The announcement rules out what the federal government had once described as the most scientifically sound -- if politically problematic -- method for saving salmon in the heavily dammed river system.
As recently as four years ago, the federal agencies responsible for enforcing the Endangered Species Act had said, "Breaching the four lower Snake River dams would provide more certainty of long-term salmon survival and recovery than would other measures."
But Tuesday in Portland, Ore., the leaders of those same agencies announced that they have determined how to operate the dams in a way that "will not jeopardize fish."
"Our work shows that you can achieve recovery without removing the dams," said Bob Lohn, northwest regional administrator for the National Marine Fisheries Service.
The primary new tool for protecting young salmon as they migrate to the sea, Lohn said, would be the installation of removable spillway weirs that guide fish safely through dams.
The announcement angered environmental groups, which have repeatedly sued the federal government over the past two decades and forced major changes in the way it operates the country's largest federally built hydroelectric system.
"By suggesting that the dams do not jeopardize fish, the Bush administration is contradicting decades of experience and volumes of their own scientific data," said John Kober, wildlife program manager of the National Wildlife Federation, the lead plaintiff in a lawsuit over river operations that is before a federal judge in Portland.
Kober said that removable spillway weirs "are techno-fixes that provide very minimal survival benefits."

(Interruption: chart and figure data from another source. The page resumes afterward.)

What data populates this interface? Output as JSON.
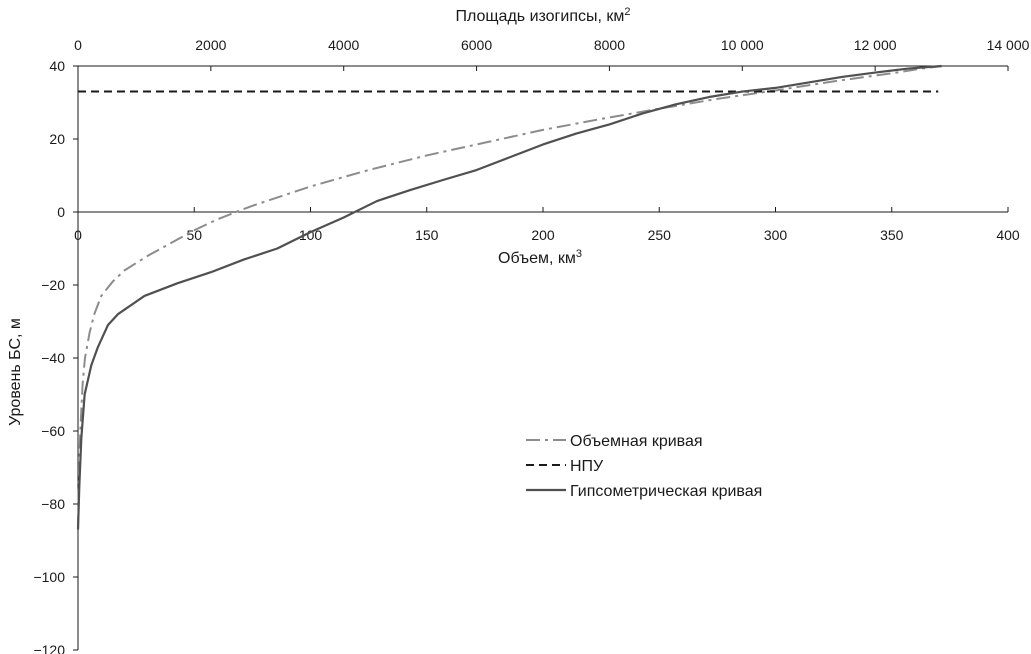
{
  "chart_data": {
    "type": "line",
    "x_top_axis": {
      "label": "Площадь изогипсы, км",
      "label_sup": "2",
      "range": [
        0,
        14000
      ],
      "ticks": [
        {
          "value": 0,
          "label": "0"
        },
        {
          "value": 2000,
          "label": "2000"
        },
        {
          "value": 4000,
          "label": "4000"
        },
        {
          "value": 6000,
          "label": "6000"
        },
        {
          "value": 8000,
          "label": "8000"
        },
        {
          "value": 10000,
          "label": "10 000"
        },
        {
          "value": 12000,
          "label": "12 000"
        },
        {
          "value": 14000,
          "label": "14 000"
        }
      ]
    },
    "x_bottom_axis": {
      "label": "Объем, км",
      "label_sup": "3",
      "range": [
        0,
        400
      ],
      "ticks": [
        {
          "value": 0,
          "label": "0"
        },
        {
          "value": 50,
          "label": "50"
        },
        {
          "value": 100,
          "label": "100"
        },
        {
          "value": 150,
          "label": "150"
        },
        {
          "value": 200,
          "label": "200"
        },
        {
          "value": 250,
          "label": "250"
        },
        {
          "value": 300,
          "label": "300"
        },
        {
          "value": 350,
          "label": "350"
        },
        {
          "value": 400,
          "label": "400"
        }
      ]
    },
    "y_axis": {
      "label": "Уровень БС, м",
      "range": [
        -120,
        40
      ],
      "ticks": [
        {
          "value": 40,
          "label": "40"
        },
        {
          "value": 20,
          "label": "20"
        },
        {
          "value": 0,
          "label": "0"
        },
        {
          "value": -20,
          "label": "−20"
        },
        {
          "value": -40,
          "label": "−40"
        },
        {
          "value": -60,
          "label": "−60"
        },
        {
          "value": -80,
          "label": "−80"
        },
        {
          "value": -100,
          "label": "−100"
        },
        {
          "value": -120,
          "label": "−120"
        }
      ]
    },
    "grid": false,
    "legend_position": "center-right",
    "series": [
      {
        "name": "Объемная кривая",
        "x_axis": "bottom",
        "style": "dash-dot",
        "color": "#8c8c8c",
        "points": [
          [
            0,
            -87
          ],
          [
            0.5,
            -70
          ],
          [
            1,
            -60
          ],
          [
            2,
            -47
          ],
          [
            3,
            -40
          ],
          [
            5,
            -33
          ],
          [
            7,
            -28
          ],
          [
            10,
            -23
          ],
          [
            15,
            -19
          ],
          [
            20,
            -16
          ],
          [
            30,
            -12
          ],
          [
            40,
            -8.5
          ],
          [
            50,
            -5
          ],
          [
            60,
            -2
          ],
          [
            70,
            0.5
          ],
          [
            75,
            1.7
          ],
          [
            100,
            7
          ],
          [
            125,
            11.5
          ],
          [
            150,
            15.5
          ],
          [
            175,
            19
          ],
          [
            200,
            22.5
          ],
          [
            225,
            25.5
          ],
          [
            250,
            28.3
          ],
          [
            275,
            31
          ],
          [
            300,
            33.3
          ],
          [
            325,
            35.8
          ],
          [
            350,
            38
          ],
          [
            365,
            39.5
          ],
          [
            372,
            40
          ]
        ]
      },
      {
        "name": "НПУ",
        "x_axis": "bottom",
        "style": "dashed",
        "color": "#1a1a1a",
        "points": [
          [
            0,
            33
          ],
          [
            370,
            33
          ]
        ]
      },
      {
        "name": "Гипсометрическая кривая",
        "x_axis": "top",
        "style": "solid",
        "color": "#505050",
        "points": [
          [
            0,
            -87
          ],
          [
            20,
            -75
          ],
          [
            50,
            -62
          ],
          [
            100,
            -50
          ],
          [
            200,
            -42
          ],
          [
            300,
            -37
          ],
          [
            450,
            -31
          ],
          [
            600,
            -28
          ],
          [
            1000,
            -23
          ],
          [
            1500,
            -19.5
          ],
          [
            2000,
            -16.5
          ],
          [
            2500,
            -13
          ],
          [
            3000,
            -10
          ],
          [
            3500,
            -5.5
          ],
          [
            4000,
            -1.5
          ],
          [
            4500,
            3
          ],
          [
            5000,
            6
          ],
          [
            5500,
            8.8
          ],
          [
            6000,
            11.5
          ],
          [
            6500,
            15
          ],
          [
            7000,
            18.5
          ],
          [
            7500,
            21.5
          ],
          [
            8000,
            24
          ],
          [
            8500,
            27
          ],
          [
            9000,
            29.5
          ],
          [
            9500,
            31.5
          ],
          [
            10000,
            33
          ],
          [
            10500,
            34
          ],
          [
            11000,
            35.5
          ],
          [
            11500,
            37
          ],
          [
            12000,
            38.2
          ],
          [
            12500,
            39.3
          ],
          [
            13000,
            40
          ]
        ]
      }
    ]
  }
}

He also noted that President Bush, on campaign swings through the region, has repeatedly insisted that dams on the Snake River are crucial to the economic life of the Pacific Northwest and that he would never allow them to be breached.
"Federal officials are trying to fulfill the president's campaign promises," Kober said.
Polls show that wild salmon remain an important cultural icon in the Pacific Northwest but also that jobs and economic concerns are far more important to voters this year.
In Portland, Lohn said that "a very strong positive uptick" in the numbers of returning adult salmon in the Columbia and Snake rivers shows that federal fish-recovery efforts are finally working.